The CPC will soon tame the Evergrande collapse without much problem, says Ed Yardeni.
Also, he says how the central bankers learnt a lot in 2008, so were able to keep the economy going during this pandemic.
Ed Yardeni, Research President and Chief Investment Strategist, talks the implications of China Evergrande's potential collapse
2 comments:
CHINA is about to bail out, or directly fund a managed buyout of a fraudulent and overleveraged housing conglomerate. This would be similar to the Blackrock bailout, the US bailouts of large holders of mortgage-backed securities. In Kaivey world, this kind of behavior is criminal and corrupt when the US and UK do it, but good economic management when China does it. DESPITE the endemic corruption far be it from me to criticize state intervention to stabilize the economy -- Randy Wray pointed to Chinese interventionism as a contributor to its "soft landing." SO be it. BUT let us equally recognize the deep structural corruption in China. More important, based on that, let us acknowledge the falsehood of virtually all Government of China economic and social data --see for example https://www.aljazeera.com/amp/economy/2021/9/17/probe-finds-world-bank-changed-data-to-boost-china-ranking
The difference is that the US gave a lot of lip service to reform after the bailouts for a variety of factors but essentially to preserve the profitability of the financial system.

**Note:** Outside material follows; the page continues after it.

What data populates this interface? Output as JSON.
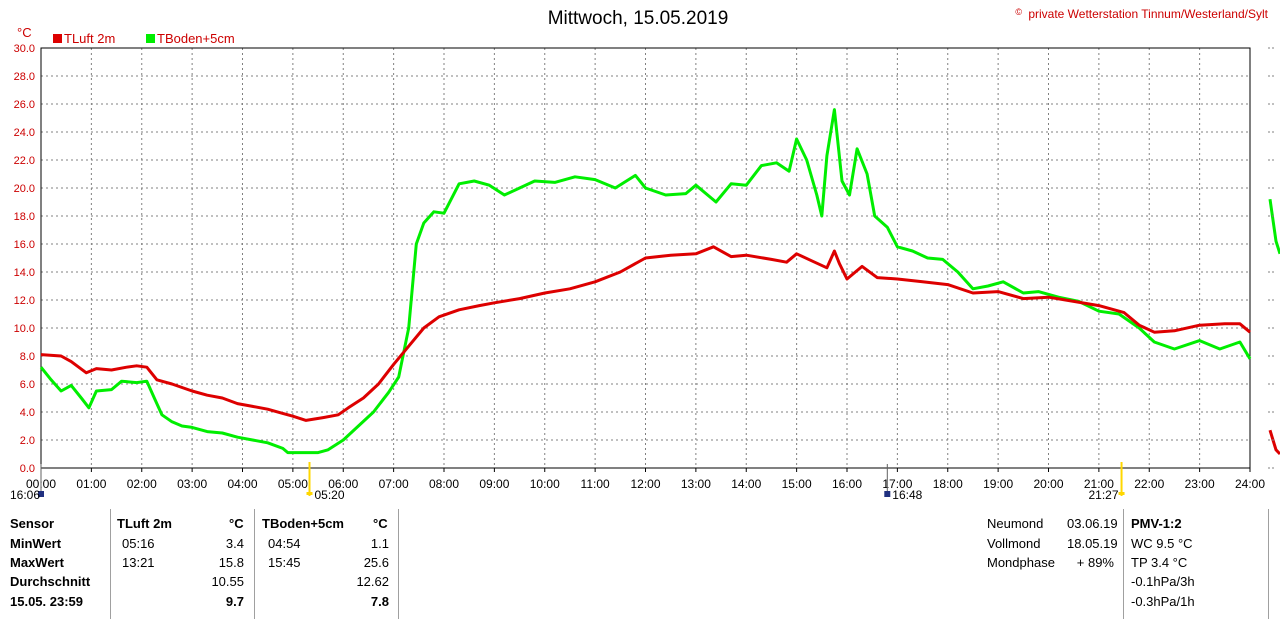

Let's see how China handles it. They may choose to take a different tack. The financial sector doesn't have the same political clout there as it does the in the US. Recall Sen. Dick Durbin about Congress, "the banks own the place." In China, the government essentially owns the banks, if not directly then by controlling them indirectly. China gets that socialism is not about owning all the means of production but rather controlling the commanding heights of the economy.